Predicates are first-class Python objects that express conditions over a fact's fields. They compose with & | ~ and serialize cleanly.

Basic usage

from airules import Predicate

p = Light.color.eq("yellow") & Light.remaining_time.gt(5)

p.evaluate(Light(color="yellow", remaining_time=10)) # True
p(Light(color="yellow", remaining_time=2)) # False - same thing

# Compose with &, |, ~
either = Light.color.eq("red") | Light.color.eq("yellow")
not_green = ~Light.color.eq("green")

Available operators

ClassMethod shorthandDescription
Eq.eq(value)Equality
Gt.gt(value)Greater than
Ge.ge(value)Greater than or equal
Lt.lt(value)Less than
Le.le(value)Less than or equal
Contains.contains(value)Substring or list membership
StartsWith.startswith(prefix)String prefix
EndsWith.endswith(suffix)String suffix
Andp & qBoolean AND
Orp | qBoolean OR
Not~pBoolean NOT
Always-Always matches (used internally by @Default)

Case-insensitive matching

eq, startswith, endswith, and contains accept a keyword-only case_insensitive=True flag:

User.name.eq("alice", case_insensitive=True) # matches "Alice", "ALICE"
User.name.startswith("dr.", case_insensitive=True) # matches "Dr.

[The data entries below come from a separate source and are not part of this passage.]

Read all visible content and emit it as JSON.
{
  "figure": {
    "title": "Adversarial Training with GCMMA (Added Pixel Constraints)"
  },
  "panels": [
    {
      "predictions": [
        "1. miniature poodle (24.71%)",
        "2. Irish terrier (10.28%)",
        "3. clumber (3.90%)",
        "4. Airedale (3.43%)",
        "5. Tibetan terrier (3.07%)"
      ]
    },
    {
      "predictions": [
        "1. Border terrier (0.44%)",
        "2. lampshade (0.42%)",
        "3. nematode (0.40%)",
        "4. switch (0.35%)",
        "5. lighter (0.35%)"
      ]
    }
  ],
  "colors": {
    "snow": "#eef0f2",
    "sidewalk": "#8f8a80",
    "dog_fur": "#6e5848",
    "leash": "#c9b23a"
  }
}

Strange"
User.name.contains("smith", case_insensitive=True) # matches "John SMITH"

Notes:

  • eq ignores case only when both values are strings; numbers, None, and enums compare exactly.
  • contains folds case for substring matches only - list/set membership stays exact.
  • The flag survives to_dict() / from_dict() round-trips; it is omitted from the dict when False so older serialized predicates load unchanged.

Serialization

Predicates round-trip through plain dicts:

data = p.to_dict()
restored = Predicate.from_dict(data)

Store them in a database, diff them between deployments, or feed them into a rules-editor UI. See Introspection for dumping the full rule set.